Australian consumer confidence slumped by the most in 17 months as a government announcement the budget would remain in deficit overshadowed record low interest rates, a private survey showed.
The sentiment index for May dropped 7 percent to 97.6, a Westpac Banking Corp. (WBC) and Melbourne Institute survey taken May 13-18 of 1,200 adults showed today in Sydney. That was the biggest drop since December 2011 and the first time since October 2012 the figure has fallen below 100, which indicates pessimists outnumber optimists.
Reserve Bank of Australia Governor Glenn Stevens and his board have slashed borrowing costs by 2 percentage points over the past 19 months to 2.75 percent, joining global counterparts in embracing record-low rates in an economy where inflation is contained, mining spending is predicted to crest, and credit growth stays subdued.

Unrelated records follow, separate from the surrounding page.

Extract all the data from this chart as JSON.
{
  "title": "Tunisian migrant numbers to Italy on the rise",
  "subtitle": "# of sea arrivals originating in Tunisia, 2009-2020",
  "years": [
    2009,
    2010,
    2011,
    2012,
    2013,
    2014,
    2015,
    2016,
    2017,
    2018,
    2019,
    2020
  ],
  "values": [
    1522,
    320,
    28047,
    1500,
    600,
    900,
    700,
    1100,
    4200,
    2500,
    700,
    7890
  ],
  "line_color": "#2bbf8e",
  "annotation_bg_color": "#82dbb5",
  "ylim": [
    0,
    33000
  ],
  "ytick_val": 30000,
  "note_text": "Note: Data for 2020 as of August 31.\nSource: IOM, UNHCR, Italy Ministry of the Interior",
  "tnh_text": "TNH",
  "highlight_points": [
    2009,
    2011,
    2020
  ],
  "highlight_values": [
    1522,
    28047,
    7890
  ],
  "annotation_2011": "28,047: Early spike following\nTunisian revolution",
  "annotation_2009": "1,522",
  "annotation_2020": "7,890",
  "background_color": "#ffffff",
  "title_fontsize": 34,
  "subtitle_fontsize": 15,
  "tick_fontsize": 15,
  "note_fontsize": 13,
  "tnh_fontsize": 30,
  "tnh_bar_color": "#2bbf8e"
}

The government in December abandoned a pledge to return the budget to surplus this fiscal year and last week projected a deficit of A$19.4 billion ($19 billion) in the 12 months to June 30.
“The results confirm our reasonable assumption that this weakness in confidence is being driven by a sharply negative response to the budget,” said Bill Evans, Westpac’s chief economist. “We expect that the dissatisfaction is not only due to concerns around some of the savings measures in the budget but also the sharp deterioration in the fiscal position, renewed fears about the overall state of the economy. These concerns are also likely to have been fuelled by the surprise fall in the Australian dollar before and during the survey period.”
The local currency has dropped 4.5 percent in the past month, the worst performer among the 16 major currencies tracked by Bloomberg.